Can it/should it happen here?

Comments

  1. My own employees are not expected to access their work e-mails after they leave the office for the day. If I employed other professionals I might not find that entirely convenient, but I’d still hope to place no expectation on it.

  2. And it’s not just the French! The US Department of Labor, in a pre-rule information gathering process, issued a Request for Information in the spring of 2016 to look into electronic communications outside of work hours as they relate to employment issues.

  3. Maxime Fournier

    “Are the benefits worth the inconvenience … given that the benefits go to the employees and the inconvenience to the employers, to a large extent.”

    We could say the exact opposite about when people started being avalaible to their employer 24/7 thanks to e-mails and cellphones.

  4. Kristin Hodgins

    I think mobile devices actually provide some much needed work-life balance for many salaried professionals, particularly those with young children. You can leave at 4:00 pm to pick your kids up from daycare, have the evening with them, and then respond to emails after they’ve gone to bed. We’ve all heard of the “mommy track” where women were (and still are) perceived to be less dedicated to their work and less available because of the demands of child-rearing, but we’ve slowly started to come around to the idea that one does not always need to be sitting in an office to be present.

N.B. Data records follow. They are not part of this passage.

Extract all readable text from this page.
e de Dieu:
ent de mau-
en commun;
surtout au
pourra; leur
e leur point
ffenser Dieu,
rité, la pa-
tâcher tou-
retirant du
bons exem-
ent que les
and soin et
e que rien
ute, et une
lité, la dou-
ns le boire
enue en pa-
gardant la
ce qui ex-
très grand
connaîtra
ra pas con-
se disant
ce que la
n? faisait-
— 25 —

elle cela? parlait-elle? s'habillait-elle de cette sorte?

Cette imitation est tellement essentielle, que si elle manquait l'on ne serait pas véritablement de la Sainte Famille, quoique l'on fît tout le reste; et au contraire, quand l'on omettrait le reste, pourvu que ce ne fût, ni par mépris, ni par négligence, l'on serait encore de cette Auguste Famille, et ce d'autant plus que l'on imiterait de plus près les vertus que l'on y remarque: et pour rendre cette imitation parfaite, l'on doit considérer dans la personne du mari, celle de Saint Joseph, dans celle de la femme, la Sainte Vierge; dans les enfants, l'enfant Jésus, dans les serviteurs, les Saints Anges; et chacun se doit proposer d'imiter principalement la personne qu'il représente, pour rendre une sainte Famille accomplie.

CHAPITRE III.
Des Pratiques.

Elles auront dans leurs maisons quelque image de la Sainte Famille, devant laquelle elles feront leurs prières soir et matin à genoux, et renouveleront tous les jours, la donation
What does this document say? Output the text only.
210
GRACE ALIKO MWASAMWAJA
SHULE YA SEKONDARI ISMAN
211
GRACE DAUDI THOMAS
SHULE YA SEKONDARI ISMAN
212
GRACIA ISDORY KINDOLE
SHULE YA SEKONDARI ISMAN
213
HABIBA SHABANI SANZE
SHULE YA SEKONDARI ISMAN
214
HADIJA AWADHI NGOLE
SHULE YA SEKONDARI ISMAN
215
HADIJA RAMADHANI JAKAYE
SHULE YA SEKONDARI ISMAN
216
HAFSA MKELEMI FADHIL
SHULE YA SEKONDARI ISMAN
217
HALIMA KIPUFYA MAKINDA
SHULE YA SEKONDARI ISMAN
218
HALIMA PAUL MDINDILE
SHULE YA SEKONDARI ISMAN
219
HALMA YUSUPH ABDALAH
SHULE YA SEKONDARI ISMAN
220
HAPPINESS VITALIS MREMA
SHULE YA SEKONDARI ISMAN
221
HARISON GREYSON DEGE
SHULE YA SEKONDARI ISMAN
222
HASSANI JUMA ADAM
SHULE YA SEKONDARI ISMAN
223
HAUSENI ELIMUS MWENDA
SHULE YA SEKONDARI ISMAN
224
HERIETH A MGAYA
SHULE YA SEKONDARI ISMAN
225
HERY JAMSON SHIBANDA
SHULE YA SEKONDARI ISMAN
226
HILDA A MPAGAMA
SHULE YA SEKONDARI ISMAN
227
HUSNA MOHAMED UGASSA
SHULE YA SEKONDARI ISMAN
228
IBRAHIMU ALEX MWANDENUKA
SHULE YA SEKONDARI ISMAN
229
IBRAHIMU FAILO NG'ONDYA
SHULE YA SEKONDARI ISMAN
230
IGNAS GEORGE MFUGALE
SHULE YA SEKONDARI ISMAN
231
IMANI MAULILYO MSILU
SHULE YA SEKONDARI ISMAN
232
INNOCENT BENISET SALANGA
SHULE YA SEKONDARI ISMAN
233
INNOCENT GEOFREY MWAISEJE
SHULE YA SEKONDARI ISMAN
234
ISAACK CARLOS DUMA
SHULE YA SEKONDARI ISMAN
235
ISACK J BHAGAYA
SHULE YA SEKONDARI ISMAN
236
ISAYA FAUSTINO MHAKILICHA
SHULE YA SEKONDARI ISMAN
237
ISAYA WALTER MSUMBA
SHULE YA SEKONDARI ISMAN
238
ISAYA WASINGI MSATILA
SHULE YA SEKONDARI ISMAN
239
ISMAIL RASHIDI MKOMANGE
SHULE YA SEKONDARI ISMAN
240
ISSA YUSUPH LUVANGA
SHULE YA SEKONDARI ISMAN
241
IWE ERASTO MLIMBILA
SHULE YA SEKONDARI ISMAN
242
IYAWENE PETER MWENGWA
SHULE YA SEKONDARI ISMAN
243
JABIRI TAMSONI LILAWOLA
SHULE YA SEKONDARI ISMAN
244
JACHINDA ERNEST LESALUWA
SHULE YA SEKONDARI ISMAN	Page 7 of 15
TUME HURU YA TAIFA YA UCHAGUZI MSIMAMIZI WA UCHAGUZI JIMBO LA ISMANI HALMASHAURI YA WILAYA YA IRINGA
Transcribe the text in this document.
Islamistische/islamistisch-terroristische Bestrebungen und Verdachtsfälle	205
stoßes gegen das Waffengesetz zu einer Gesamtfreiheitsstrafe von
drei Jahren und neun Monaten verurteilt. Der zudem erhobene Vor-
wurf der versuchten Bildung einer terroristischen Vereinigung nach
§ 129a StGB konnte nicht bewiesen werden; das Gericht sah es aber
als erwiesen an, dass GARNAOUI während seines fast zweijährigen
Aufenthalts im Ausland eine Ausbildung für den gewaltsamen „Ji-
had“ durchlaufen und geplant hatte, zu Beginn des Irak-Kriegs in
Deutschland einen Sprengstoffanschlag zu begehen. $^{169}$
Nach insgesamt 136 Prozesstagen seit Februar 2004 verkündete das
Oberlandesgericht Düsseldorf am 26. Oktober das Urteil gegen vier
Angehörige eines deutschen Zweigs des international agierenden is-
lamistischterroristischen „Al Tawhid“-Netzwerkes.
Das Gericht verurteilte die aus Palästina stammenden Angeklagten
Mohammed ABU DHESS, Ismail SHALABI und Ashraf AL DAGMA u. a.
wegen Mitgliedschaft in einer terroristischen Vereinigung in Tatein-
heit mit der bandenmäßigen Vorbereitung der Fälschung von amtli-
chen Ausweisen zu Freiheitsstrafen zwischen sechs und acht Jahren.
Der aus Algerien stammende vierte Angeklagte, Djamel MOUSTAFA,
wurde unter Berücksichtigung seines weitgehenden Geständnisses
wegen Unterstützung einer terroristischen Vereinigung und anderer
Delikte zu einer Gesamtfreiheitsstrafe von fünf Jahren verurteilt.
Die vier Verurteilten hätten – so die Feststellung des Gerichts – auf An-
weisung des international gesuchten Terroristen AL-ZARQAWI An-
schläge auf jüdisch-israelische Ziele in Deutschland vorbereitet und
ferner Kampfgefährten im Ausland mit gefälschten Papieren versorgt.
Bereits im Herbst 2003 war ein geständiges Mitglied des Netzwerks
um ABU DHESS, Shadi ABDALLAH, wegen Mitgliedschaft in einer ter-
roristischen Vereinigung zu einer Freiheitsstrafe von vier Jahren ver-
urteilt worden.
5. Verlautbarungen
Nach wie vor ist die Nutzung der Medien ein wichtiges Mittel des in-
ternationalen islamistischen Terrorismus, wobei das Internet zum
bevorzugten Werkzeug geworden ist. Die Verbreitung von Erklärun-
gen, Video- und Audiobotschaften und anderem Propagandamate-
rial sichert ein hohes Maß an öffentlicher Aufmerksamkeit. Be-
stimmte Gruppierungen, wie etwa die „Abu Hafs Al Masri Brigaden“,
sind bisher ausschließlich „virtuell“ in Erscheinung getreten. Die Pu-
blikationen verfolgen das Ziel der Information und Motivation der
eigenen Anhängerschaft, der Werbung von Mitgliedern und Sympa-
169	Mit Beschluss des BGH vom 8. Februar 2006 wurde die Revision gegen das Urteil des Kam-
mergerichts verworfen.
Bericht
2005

In my own workplace, I’ve also seen many men with young children achieve a better work-life balance because they are still available when they leave the office early to shuttle their children to a soccer practice, and so they feel like they can do that. Everyone wins.

    I think my generation, having grown up with this kind of technology, doesn’t necessarily see a stark contrast between work/rest-of-life. It all blends together in a way I for one am quite comfortable with. It’s been my experience that those who want flexibility generally find a way to make it happen, and those who prefer a strict work/life divide also tend to have it.

    All of this of course becomes much more challenging in unionized office environments where most workers are hourly and are paid overtime, as is also the case for most other non-managerial employees.

    France is also a different country with a different labour history and different cultural norms. They have a better child care system, more vacation and more free time; they also have a higher rate of unionization, higher unemployment rate (it’s particularly dismal for young workers), lower productivity, and a growing discord between the (largely immigrant) poor and the rest of the country. Strong labour protections are moot when you can’t find a job in the first place.

    I personally wouldn’t want Canada to model its labour policies after France’s.

  5. A Globe and Mail survey from 2015 shows the following results:

    “…the Losing It group – the most highly stressed workers – had 1,794 respondents, and this is what their profile looked like:
    • 9 per cent were senior managers or executives
    • 75 per cent had a university degree or higher
    • 40 per cent made $79,000 or more annually
    • 52 per cent said they put in 80 per cent or more effort into their job each day
    • 24 per cent said they had no job flexibility
    • 4 per cent reported they suffered from a mental health issue
    • 48 per cent said they called in sick more than four days a year
    • 80 per cent said they would come to work even when feeling ill more than twice a year.” Gillian Livingston, “Survey says: We’re stressed (and not loving it)”, Globe and Mail, February 2, 2015.

    From the above results, it seems this type of regulation/law may be beneficial to many, of course the above results are over a year old.